Sociedade
Presidente e clube “Os Nazarenos” vão ser julgados por tráfico de pessoas
Segundo a acusação, em algumas situações houve "necessidade de dormirem, pelo menos, três pessoas por cama”, no sofá e até no chão
O presidente do Grupo Desportivo “Os Nazarenos”, o clube e mais dois arguidos vão ser julgados em Leiria por 17 crimes de tráfico de pessoas, dois dos quais agravados, e 17 crimes de auxílio à imigração ilegal.

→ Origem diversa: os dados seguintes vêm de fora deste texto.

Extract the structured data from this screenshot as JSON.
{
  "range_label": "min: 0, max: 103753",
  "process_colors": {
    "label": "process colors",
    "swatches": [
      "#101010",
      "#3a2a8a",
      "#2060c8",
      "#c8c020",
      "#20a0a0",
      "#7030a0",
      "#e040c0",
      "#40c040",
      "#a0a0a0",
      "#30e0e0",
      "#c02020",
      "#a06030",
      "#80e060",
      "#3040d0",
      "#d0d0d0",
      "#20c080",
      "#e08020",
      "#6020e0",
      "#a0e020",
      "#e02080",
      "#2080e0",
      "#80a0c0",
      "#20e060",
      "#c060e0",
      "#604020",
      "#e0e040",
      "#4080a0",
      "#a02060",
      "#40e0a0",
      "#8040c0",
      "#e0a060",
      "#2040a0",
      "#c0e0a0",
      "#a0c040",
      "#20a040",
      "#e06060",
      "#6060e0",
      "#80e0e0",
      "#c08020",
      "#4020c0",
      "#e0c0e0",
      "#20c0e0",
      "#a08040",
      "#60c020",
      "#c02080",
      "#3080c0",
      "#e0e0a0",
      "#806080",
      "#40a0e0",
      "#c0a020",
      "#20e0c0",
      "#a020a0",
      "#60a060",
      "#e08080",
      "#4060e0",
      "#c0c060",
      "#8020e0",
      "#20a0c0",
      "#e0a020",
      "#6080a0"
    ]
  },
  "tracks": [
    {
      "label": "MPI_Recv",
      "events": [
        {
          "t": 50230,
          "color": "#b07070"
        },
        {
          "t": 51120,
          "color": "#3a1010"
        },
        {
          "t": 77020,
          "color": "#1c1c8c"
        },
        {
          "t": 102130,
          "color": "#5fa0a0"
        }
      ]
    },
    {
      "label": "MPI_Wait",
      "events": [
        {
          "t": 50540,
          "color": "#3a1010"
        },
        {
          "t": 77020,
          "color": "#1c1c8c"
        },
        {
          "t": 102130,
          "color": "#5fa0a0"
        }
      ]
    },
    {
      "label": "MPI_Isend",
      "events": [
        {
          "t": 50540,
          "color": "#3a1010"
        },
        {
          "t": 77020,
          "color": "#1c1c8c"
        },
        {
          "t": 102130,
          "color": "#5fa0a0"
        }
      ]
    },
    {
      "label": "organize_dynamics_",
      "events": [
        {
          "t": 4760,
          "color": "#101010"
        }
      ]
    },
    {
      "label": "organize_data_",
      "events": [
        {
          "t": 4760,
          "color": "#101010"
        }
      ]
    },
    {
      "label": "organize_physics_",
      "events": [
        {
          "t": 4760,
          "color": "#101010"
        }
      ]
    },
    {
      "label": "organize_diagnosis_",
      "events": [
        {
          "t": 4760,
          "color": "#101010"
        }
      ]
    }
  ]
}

O despacho de acusação, de Fevereiro e agora consultado pela agência Lusa, refere que o presidente do clube, João Zarro, foi abordado, entre Março e Abril de 2018, pelos dois arguidos, estrangeiros, que se apresentaram “como empresários da área do futebol”, tendo todos gizado um plano para “obter proventos económicos através do aliciamento de jogadores de futebol de nacionalidade brasileira e peruana que pretendessem jogar futebol, a nível profissional, na Europa”.
Segundo o Ministério Público (MP), os dois empresários abordaram jogadores naqueles países, “prometendo-lhes boas condições de trabalho, de alojamento, de alimentação”, assim como o tratamento das questões logísticas da transferência internacional e a legalização em Portugal, “a assinatura de um contrato de trabalho e um bom salário, com a promessa de uma transferência para outros clubes de maior importância a nível nacional e internacional”.

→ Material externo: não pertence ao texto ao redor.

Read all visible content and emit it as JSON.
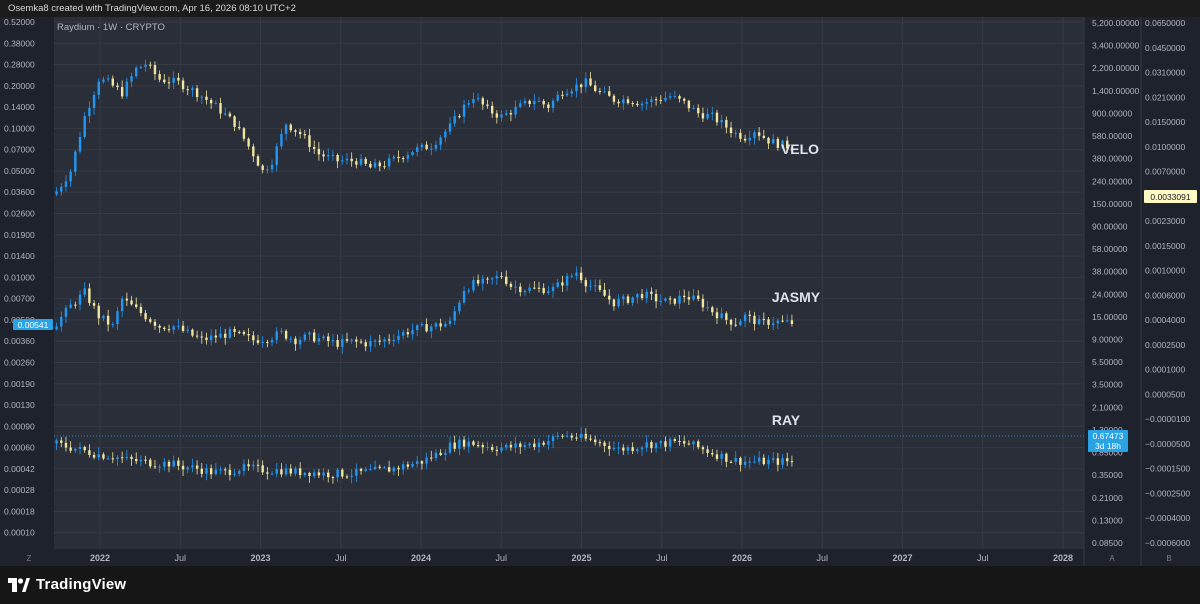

Na concretização do plano, os arguidos procediam, também, à inscrição dos jogadores no clube da Nazaré, pelo qual jogariam.
Para facilitar a operação de aliciamento e credibilizar a transferência dos jogadores, os dois empresários apresentaram-se como sócios-gerentes de uma sociedade de agenciamento de jogadores nunca registada. Através dessa sociedade, celebraram um acordo com o clube, através do seu presidente, válido para a época 2018/2019.

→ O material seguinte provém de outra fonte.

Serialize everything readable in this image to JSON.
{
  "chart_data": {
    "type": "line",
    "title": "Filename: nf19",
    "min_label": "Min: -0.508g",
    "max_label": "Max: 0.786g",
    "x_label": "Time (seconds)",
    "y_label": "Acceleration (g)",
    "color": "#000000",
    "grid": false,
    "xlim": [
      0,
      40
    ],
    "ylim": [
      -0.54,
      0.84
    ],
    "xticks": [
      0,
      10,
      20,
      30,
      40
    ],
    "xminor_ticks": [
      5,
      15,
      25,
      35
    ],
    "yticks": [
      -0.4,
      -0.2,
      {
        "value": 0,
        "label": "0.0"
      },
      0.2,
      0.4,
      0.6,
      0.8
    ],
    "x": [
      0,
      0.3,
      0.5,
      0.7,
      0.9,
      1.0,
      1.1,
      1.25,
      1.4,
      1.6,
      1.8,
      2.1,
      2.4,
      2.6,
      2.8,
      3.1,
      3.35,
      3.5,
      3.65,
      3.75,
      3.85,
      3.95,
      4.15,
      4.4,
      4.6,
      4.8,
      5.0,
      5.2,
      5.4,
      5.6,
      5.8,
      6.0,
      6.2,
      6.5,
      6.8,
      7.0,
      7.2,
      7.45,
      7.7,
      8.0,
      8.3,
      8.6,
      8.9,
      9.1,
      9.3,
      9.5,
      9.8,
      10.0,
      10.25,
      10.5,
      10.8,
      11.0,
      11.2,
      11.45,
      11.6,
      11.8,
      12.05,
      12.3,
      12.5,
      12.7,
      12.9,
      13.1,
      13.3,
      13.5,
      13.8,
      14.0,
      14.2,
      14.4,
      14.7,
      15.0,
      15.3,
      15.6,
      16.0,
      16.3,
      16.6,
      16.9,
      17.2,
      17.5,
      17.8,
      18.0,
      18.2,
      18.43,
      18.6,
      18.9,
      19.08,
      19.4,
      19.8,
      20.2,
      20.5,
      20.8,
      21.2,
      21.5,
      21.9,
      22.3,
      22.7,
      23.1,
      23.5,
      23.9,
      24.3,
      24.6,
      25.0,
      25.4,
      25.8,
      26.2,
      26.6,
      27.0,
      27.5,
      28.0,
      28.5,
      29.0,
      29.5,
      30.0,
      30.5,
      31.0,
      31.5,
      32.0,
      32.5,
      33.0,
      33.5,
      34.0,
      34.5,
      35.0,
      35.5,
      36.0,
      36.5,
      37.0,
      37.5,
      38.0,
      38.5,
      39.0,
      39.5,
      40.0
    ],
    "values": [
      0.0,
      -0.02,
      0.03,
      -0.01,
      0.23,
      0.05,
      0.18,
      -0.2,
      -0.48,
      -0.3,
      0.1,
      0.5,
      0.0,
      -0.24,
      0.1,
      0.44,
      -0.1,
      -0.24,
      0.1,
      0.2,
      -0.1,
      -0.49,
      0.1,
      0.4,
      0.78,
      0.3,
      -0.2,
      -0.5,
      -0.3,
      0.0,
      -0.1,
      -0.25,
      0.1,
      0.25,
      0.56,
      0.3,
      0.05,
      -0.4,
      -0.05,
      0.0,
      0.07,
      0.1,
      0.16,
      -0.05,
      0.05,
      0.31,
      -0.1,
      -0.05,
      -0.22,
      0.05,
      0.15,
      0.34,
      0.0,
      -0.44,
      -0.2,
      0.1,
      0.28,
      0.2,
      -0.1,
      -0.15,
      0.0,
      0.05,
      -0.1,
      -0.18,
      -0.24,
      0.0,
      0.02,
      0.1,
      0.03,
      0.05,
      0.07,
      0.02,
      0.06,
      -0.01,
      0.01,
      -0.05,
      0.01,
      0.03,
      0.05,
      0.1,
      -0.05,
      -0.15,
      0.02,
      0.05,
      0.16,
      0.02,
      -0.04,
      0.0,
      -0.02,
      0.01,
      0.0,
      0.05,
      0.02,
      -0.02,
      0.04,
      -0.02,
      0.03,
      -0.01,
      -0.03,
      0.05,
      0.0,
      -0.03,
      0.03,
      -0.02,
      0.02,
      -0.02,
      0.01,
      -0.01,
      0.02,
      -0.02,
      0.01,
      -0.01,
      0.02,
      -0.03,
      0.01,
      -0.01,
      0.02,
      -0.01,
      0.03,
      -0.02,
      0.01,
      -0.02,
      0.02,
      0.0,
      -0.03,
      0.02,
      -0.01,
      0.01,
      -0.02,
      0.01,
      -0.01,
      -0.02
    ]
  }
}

O MP adianta que o presidente e os dois agentes providenciaram “pela elaboração de contratos de trabalho e de promessas de contratos de trabalho”, para dar aparência de legalidade, documentos necessários para instruir os “pedidos de concessão excecional de autorização de residência” no país. Foi também elaborada uma carta-convite em nome de “Os Nazarenos”, para atestar no controlo de fronteira aérea a regularidade e permanência em Portugal dos jogadores.
O despacho pormenoriza como cada um de 17 jogadores (dois então menores de idade) foi aliciado, os valores despendidos para virem para Portugal, como chegaram até à Nazaré, onde e como ficaram instalados, e o dinheiro que receberam por jogar no clube (um deles terá recebido apenas 20 euros por pelo menos oito jogos; alguns não terão recebido nada).
De acordo com o documento, aqueles ficaram em apartamentos e ainda no Centro de Alto Rendimento de Surf da Nazaré e no Estádio Municipal, exemplificando que nos primeiros houve “necessidade de dormirem, pelo menos, três pessoas por cama”, no sofá e até no chão.
Quanto à alimentação fornecida pelos empresários, era disponibilizada de “forma esporádica”, sem qualidade e em quantidade insuficiente, “levando a que estes perdessem peso e se sentissem fracos”, notando que em diversas ocasiões passaram fome.
O MP diz que todos os arguidos “atuaram sempre de comum acordo e em comunhão de esforços” para obterem “vantagens patrimoniais”, numa quantia sempre superior a cinco mil euros.
No despacho lê-se que os arguidos obrigaram os ofendidos a jogar futebol, “privando-os da sua liberdade ao não lhes atribuírem qualquer quantia económica”, visando o “lucro fácil” à custa do trabalho daqueles, e sabiam que, ao não darem alimentação e habitação condigna, não diligenciarem pela sua legalização e que ao não proporcionarem rendimento deixavam os jogadores incapazes de resistir, de se opor ou de se sustentar, “ficando na total dependência” dos acusados.
O caso foi tornado público em março de 2019 pelo Serviço de Estrangeiros e Fronteiras, que desencadeou uma operação na qual fez buscas, tendo detido os empresários e constituído arguidos o presidente e o clube.
Então, em comunicado, “Os Nazarenos” fizeram saber que nem o clube, nem nenhum membro da sua direção, “fazem ou fizeram parte de um esquema” de tráfico de pessoas, nunca prometeram “fosse o que fosse a qualquer atleta estrangeiro” e nunca receberam, “dos atletas, dos seus familiares ou de quaisquer representantes seus, qualquer quantia monetária ou qualquer outro tipo de vantagem económica”.
Através do comunicado, aquele emblema dizia ainda que foi o clube e os seus dirigentes que “resgataram os atletas estrangeiros que foram, literalmente, abandonados pelos empresários”, tendo providenciado pelo seu sustento.
O julgamento, por um tribunal coletivo, ainda não está marcado.